The arms of the gown form the shape of a lotus, considered Vietnam’s national flower that stands for purity and perseverance despite circumstances, while the headwear is highlighted by pheasant tail feathers.
The dress will be worn by Vietnamese supermodel Kha Trang at the 2016 Miss Supranational, which will take place in the town of Krynica-Zdrój in Poland on December 2.
However, the gown has been in for mixed public reception, with proponents finding it “fascinating” and “a breath of fresh air” compared to the familiar ao dai, a type of traditional Vietnamese dress with tight-fitting, double-flapped silk tunic worn over pants.
The ao dai has been Vietnamese beauties’ go-to costume for such international pageants.

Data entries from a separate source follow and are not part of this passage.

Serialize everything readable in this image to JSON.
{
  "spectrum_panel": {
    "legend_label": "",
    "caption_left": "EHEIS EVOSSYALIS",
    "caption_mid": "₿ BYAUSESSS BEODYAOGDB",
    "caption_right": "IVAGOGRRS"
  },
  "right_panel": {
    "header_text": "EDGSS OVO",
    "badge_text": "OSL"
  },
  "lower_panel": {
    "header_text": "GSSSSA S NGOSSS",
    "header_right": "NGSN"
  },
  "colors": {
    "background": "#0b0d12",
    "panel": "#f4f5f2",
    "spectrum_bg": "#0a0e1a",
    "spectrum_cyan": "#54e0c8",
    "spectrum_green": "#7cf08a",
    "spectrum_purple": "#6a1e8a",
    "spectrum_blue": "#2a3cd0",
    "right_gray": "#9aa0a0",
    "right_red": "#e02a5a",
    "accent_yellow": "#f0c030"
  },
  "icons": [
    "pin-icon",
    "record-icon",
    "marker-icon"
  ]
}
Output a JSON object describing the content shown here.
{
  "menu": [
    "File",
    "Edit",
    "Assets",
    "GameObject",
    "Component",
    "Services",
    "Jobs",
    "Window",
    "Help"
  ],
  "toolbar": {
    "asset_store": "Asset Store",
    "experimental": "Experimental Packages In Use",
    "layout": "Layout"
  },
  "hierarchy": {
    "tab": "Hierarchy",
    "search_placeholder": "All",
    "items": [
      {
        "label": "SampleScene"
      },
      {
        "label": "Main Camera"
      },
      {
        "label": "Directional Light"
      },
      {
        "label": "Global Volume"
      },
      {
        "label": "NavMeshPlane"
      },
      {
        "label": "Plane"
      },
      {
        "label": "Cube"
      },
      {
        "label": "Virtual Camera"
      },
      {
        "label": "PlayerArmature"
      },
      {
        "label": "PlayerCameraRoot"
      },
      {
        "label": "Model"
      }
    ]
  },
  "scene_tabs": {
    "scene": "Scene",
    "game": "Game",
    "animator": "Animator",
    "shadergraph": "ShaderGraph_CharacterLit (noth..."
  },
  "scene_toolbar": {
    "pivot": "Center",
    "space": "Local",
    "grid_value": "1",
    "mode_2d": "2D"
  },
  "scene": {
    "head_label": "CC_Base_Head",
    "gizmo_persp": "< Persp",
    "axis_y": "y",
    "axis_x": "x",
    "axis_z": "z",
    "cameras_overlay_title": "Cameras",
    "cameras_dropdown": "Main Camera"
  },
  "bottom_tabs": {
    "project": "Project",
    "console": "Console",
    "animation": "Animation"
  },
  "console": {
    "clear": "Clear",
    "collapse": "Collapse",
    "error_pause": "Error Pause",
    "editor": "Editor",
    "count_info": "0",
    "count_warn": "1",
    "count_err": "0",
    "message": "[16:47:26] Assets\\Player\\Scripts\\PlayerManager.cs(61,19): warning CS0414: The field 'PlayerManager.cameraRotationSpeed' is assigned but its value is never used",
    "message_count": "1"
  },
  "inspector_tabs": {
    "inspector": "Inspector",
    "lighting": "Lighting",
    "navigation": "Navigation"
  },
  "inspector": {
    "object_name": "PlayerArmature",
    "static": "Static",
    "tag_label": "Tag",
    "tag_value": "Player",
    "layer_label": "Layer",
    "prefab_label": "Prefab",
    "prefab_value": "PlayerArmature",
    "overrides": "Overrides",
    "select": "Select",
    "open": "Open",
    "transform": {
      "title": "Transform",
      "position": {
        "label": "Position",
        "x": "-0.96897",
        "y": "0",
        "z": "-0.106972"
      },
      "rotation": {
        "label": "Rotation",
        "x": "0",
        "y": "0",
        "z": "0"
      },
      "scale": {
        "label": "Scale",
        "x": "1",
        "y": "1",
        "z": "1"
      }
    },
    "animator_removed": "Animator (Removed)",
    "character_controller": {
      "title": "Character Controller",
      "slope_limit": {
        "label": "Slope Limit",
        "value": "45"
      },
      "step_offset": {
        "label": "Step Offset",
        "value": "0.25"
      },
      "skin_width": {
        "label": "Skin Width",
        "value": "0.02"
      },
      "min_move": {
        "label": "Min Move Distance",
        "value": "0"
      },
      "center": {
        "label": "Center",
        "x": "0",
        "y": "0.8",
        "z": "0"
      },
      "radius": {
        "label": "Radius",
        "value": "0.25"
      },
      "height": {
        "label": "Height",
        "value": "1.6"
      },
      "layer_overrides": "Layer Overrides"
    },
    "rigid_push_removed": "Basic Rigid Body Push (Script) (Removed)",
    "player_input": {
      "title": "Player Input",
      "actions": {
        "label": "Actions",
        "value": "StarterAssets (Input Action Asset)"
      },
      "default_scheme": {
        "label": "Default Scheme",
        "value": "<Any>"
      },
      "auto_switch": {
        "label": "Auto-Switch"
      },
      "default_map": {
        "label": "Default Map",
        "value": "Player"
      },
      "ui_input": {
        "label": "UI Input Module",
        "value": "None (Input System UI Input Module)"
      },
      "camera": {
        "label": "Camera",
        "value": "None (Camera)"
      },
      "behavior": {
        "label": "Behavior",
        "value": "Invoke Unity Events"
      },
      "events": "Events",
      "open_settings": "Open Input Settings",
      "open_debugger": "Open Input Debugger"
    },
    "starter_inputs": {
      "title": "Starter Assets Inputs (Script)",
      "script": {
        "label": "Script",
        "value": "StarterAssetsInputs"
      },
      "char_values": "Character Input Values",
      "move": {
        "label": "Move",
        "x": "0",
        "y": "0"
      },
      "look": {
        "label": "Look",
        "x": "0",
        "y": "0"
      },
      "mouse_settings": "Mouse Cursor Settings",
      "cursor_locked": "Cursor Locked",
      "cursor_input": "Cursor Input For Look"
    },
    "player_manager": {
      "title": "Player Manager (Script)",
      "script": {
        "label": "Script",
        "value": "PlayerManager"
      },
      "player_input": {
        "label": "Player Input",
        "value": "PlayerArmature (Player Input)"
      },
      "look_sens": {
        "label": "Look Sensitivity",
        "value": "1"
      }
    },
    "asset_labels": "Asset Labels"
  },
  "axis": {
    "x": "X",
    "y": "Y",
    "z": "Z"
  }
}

“I think it’s high time we updated our mindset on the definition of national costumes, as there are as many as 54 ethnic groups in Vietnam, each with a different set of cultural values,” Facebook user Thanh Nguyen wrote in a comment. “Ao dai is not the only national costume of Vietnam.”
Meanwhile, critics of designer Le Long Dung’s gown say they are fine with the costume being worn by a Vietnamese beauty at the pageant, but to call it a national costume is where they find it “hard to understand.”
“I think it gives off a more Thai or Cambodian impression than a Vietnamese one,” Facebook user Dan An Giang wrote.
In an interview with Tuoi Tre (Youth) newspaper on Wednesday, designer Le Long Dung addressed both critics and supporters of his dress, saying he was grateful for comments from both camps.
“However, we should take into account the fact that this is a beauty contest, not a competition on restoring Vietnamese costumes,” Dung said. “As we are living in the modern age, it is necessary to incorporate both traditional and modern values [into the design].”